The WSJ has reported that Apple has been meeting with Comcast, presumably to secure agreements for providing content for an online streaming platform.
This is certainly no surprise to any of us that follow Apple – we’d assume that this has been going on for a while – as this just reinforces our expectations for what Apple needs to accomplish in order to prepare for launching any sort of Apple TV device.If we look at the highly successful iTunes Store platform that Apple pioneered over 10 years ago, it would be a natural progression and extension of this model to assume that agreements with content providers (networks and publishers, like NBC and its networks) and content purveyors (Comcast and other TV subscription carriers) would be tantamount before developing the Apple TV model further than just a casual, internet-like browsing platform.
What tantalizes us the most is where this may lead. Again, let us look with 20/20 hindsight at what the iTunes store accomplished: the deconstruction of the ‘album’ and the destruction of the model of a ‘record store.’ While we can not completely credit Apple for this – the advent of MP3 and other technology was certainly paving the way for this natural progression – but we feel Steve Jobs and Apple saw what was about to happen and paved a path to dominate a yet-nonexistent marketplace.
So, now, today, we appear to be at the same crossroads – many TV viewers are not watching TV on a TV, but rather, on a portable device, like an iPhone or iPad; and are viewing it as a download, or timeshifted, out of the ‘classical’ context of a TV network or broadcast channel. It seems obvious that the next step is to remove the restrictions – and the advertising dollars – from the hands of content providers and cable operators and reallocate distribution methods for delivering the same content, albeit piecemeal, a la carté, on demand. This model has already proven successful for providers like Comcast – allowing for extensive viewing of content at the demand of consumers.
What does this likely mean for consumers? More choices, more availability. What services like Comcast currently provide is limited, but with a more expansive library (like Netflix) of syndicated content, there really would be no need for a cable subscription – you’d just need an Apple TV device.

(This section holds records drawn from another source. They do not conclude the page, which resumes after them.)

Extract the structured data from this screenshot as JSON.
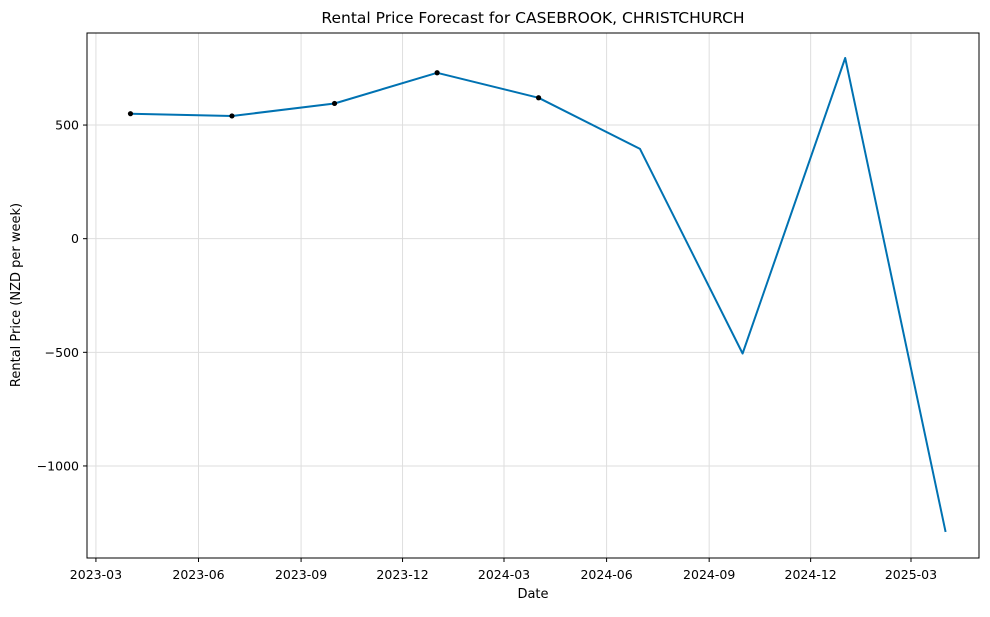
{
  "chart_data": {
    "type": "line",
    "title": "Rental Price Forecast for CASEBROOK, CHRISTCHURCH",
    "xlabel": "Date",
    "ylabel": "Rental Price (NZD per week)",
    "grid": true,
    "x_ticks": [
      "2023-03-01",
      "2023-06-01",
      "2023-09-01",
      "2023-12-01",
      "2024-03-01",
      "2024-06-01",
      "2024-09-01",
      "2024-12-01",
      "2025-03-01"
    ],
    "x_tick_labels": [
      "2023-03",
      "2023-06",
      "2023-09",
      "2023-12",
      "2024-03",
      "2024-06",
      "2024-09",
      "2024-12",
      "2025-03"
    ],
    "xlim": [
      "2023-02-21",
      "2025-05-01"
    ],
    "y_ticks": [
      -1000,
      -500,
      0,
      500
    ],
    "y_tick_labels": [
      "−1000",
      "−500",
      "0",
      "500"
    ],
    "ylim": [
      -1405,
      905
    ],
    "series": [
      {
        "role": "forecast",
        "color": "#0072B2",
        "x": [
          "2023-04-01",
          "2023-07-01",
          "2023-10-01",
          "2024-01-01",
          "2024-04-01",
          "2024-07-01",
          "2024-10-01",
          "2025-01-01",
          "2025-04-01"
        ],
        "y": [
          550,
          540,
          595,
          730,
          620,
          395,
          -505,
          795,
          -1290
        ]
      },
      {
        "role": "observed",
        "color": "#000000",
        "x": [
          "2023-04-01",
          "2023-07-01",
          "2023-10-01",
          "2024-01-01",
          "2024-04-01"
        ],
        "y": [
          550,
          540,
          595,
          730,
          620
        ]
      }
    ]
  }
}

Oh, and an internet connection, via your former cable operator.
So this brings us back to the beginning: Apple clearly sees the need to square up an arrangement with providers like Comcast – not just for content, who will provide what and for how much do we get per advertising dollar – but for delivery routes.

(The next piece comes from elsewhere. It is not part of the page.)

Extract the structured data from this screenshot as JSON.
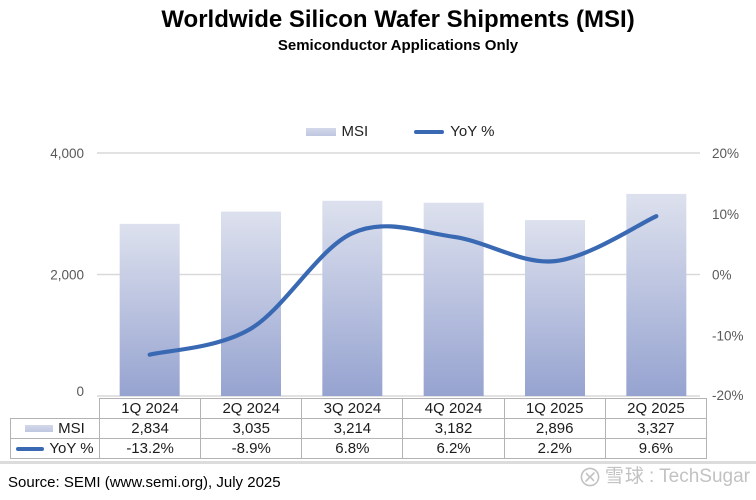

Here’s a thought: recent discussion pointed to Apple readying full-screen advertising for devices like the iPhone to complement or replace the current bottom of the screen banner ads we currently view in free or cheap apps. Doesn’t this make more sense to test and roll out this platform as a vehicle for targeted advertising for when we are watching video content on our Apple TV or iPads? Does this mean what we really should be looking for is the advertising platform behind all of this (like Google’s AdSense)?
Last thought: Would Apple look to acquire/license the trademark “iTV” from the British network to cover all of this?